GNoME Database Screening

This notebook demonstrates how to:

Load and preprocess the GNoME database
Remove overlapping materials between GNoME and other databases
Use a pretrained Gradient Boosted Decision Tree (GBDT) classifier to screen candidate materials
Use a pretrained E(3)NN (can be switched to GBDT) regressor to predict band gaps on screened candidates
Save and manage prediction results

The pipeline leverages both compositional and structural features, and focuses on efficient screening and regression of materials properties.

Python

from energy_gnome.dataset import GNoMEDatabase, MPDatabase
from energy_gnome.models import E3NNRegressor, GBDTClassifier
from pathlib import Path

# Change data_dir to reflect your project's folder structure.
# Here, we assume that there are a `notebook`, a `data`, a `models`,
# and a `figures` subfolder in the main project folder.
data_dir = Path(".").resolve().parent / "data"
models_dir = Path(".").resolve().parent / "models"
figures_dir = Path(".").resolve().parent / "figures"

Database creation

Load the GNoME database and allow updates to raw data

Python

gnome_db = GNoMEDatabase(name="gnome", data_dir=data_dir)
gnome_db.allow_raw_update()

print(gnome_db)

Access the raw dataset from GNoME

Python

gnome_db.get_database("raw")

Pulls the raw GNoME materials dataset. As of now, there is still no implementation of the pipeline to download and extract the GNoME database from Google Deepmind's repository.

Python

df = gnome_db.retrieve_materials()

Compares the newly retrieved entries with the existing raw dataset and updates if necessary.

Python

gnome_db.compare_and_update(df, "raw")

Saves CIF files for downstream use. Since the files come zipped, this may take some time.

Python

gnome_db.save_cif_files()

Background Database

We now prepare a background dataset using MP materials, to exclude known materials from GNoME. This is necessary since MP has started including GNoME-originated materials calculated using r2SCAN.

Python

mp_db = MPDatabase(name="mp", data_dir=data_dir)

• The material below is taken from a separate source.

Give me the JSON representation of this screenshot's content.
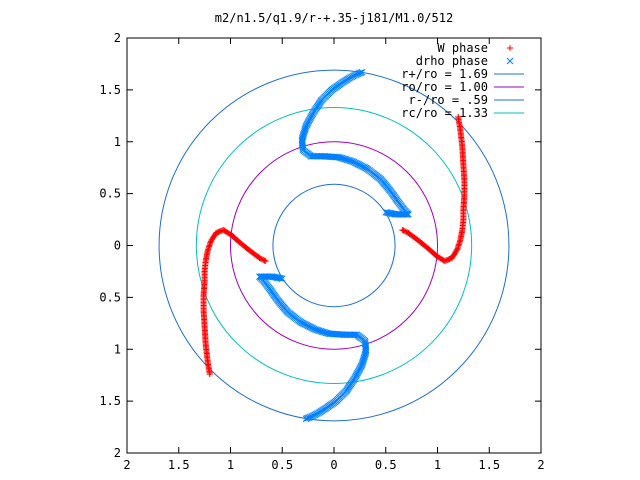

Removes materials from GNoME that overlap with the raw MP set.

This avoids label leakage in later ML tasks.

Python

gnome_db.remove_cross_overlap(stage="raw", df=mp_db.get_database("raw"), save_db=True)

print(gnome_db)

Classification Screening

Loads the trained classifier model and screens GNoME entries for potential perovskites.

Python

classifier_model = GBDTClassifier(
    model_name="perovskites_gbdt", models_dir=models_dir, figures_dir=figures_dir
)

classifier_model.load_trained_models()

Python

screened_df = classifier_model.screen(
    db=gnome_db, featurizing_mode="structure", save_processed=True
)

Target Property Prediction

Applies the trained regression model to the positively screened candidates, estimating their \(E_g\) values.

This completes the full screening pipeline.

Python

regressor_model = E3NNRegressor(
    model_name="perov_e3nn",
    target_property="band_gap",
    models_dir=models_dir,
    figures_dir=figures_dir,
)

regressor_model.load_trained_models()

Python

final_df = regressor_model.predict(gnome_db, confidence_threshold=0.5, save_final=True)